The regression bootstrap tool performs a bootstrapped estimate of a confidence interval for the least squares regression slope relating two variables. From the Data menu select Built-in for a dataset from the archive or Import… to use your own data. Imported data should be in tab-delimited text format with variable names in the first row.

You will then see the first row of the data and a drop-down menu from which to choose the columns of your data table you wish to relate. When you select the columns, the tool will make a scatterplot of the data and show a least squares regression line. The means of the two variables and the slope of the line are shown to the right of the scatterplot.

To choose different columns, select the Change Variable command from the Data menu.

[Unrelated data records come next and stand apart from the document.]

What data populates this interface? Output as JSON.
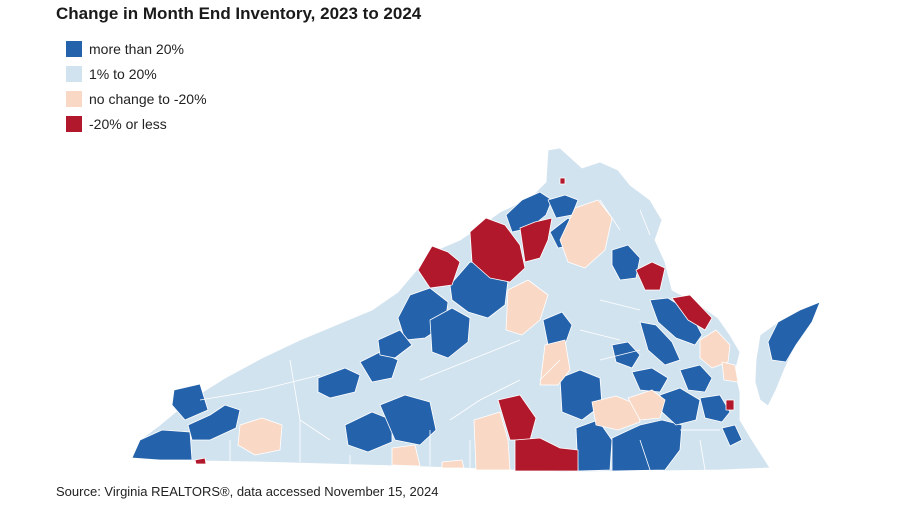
{
  "title": "Change in Month End Inventory, 2023 to 2024",
  "legend": [
    {
      "label": "more than 20%",
      "color": "#2463ac"
    },
    {
      "label": "1% to 20%",
      "color": "#d2e3f0"
    },
    {
      "label": "no change to -20%",
      "color": "#f9d8c5"
    },
    {
      "label": "-20% or less",
      "color": "#b2182b"
    }
  ],
  "source": "Source: Virginia REALTORS®, data accessed November 15, 2024"
}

Now specify the number of bootstrap samples to draw.

Click the Run button to perform the bootstrap. As a bootstrap sample is drawn, the corresponding points highlight on the scatterplot and the least squares slope corresponding to those points is drawn on the plot. The scatterplot shows a “sheaf” of regression lines fit for each bootstrap sample. The lower graph is a histogram of the slopes of the bootstrap samples as they are drawn. It also shows limits on a middle portion of those means. You can drag the flags at the edges to see how wide an interval is needed to find a bootstrap confidence interval for the slope. When you do this, the scatterplot of the data shows the corresponding slope limits with red lines.

Technical note: There are other ways to bootstrap for regression slopes. This is the simplest, but it may not yield the narrowest confidence intervals. Consult more technical sources for details.

Take two variables, one binary variable X and one quantitative Y. Here we have the speeds of cars driving on a hill. The speeds are associated with driving uphill or downhill.

Determine the difference of means for both values of X.

Assign the set of Y variables to the set of X variables randomly, and repeat this difference of means calculation.

By plotting many random cases, we can compare our result to a distribution of null cases.

Take two variables, one binary variable X and one binary Y. For example, sex and handedness.

Record the count in the bottom left cell.

Assign the set of Y variables to the set of X variables randomly, and record the new value of the bottom left cell.

By plotting many random cases, we can compare our result to a distribution of null cases.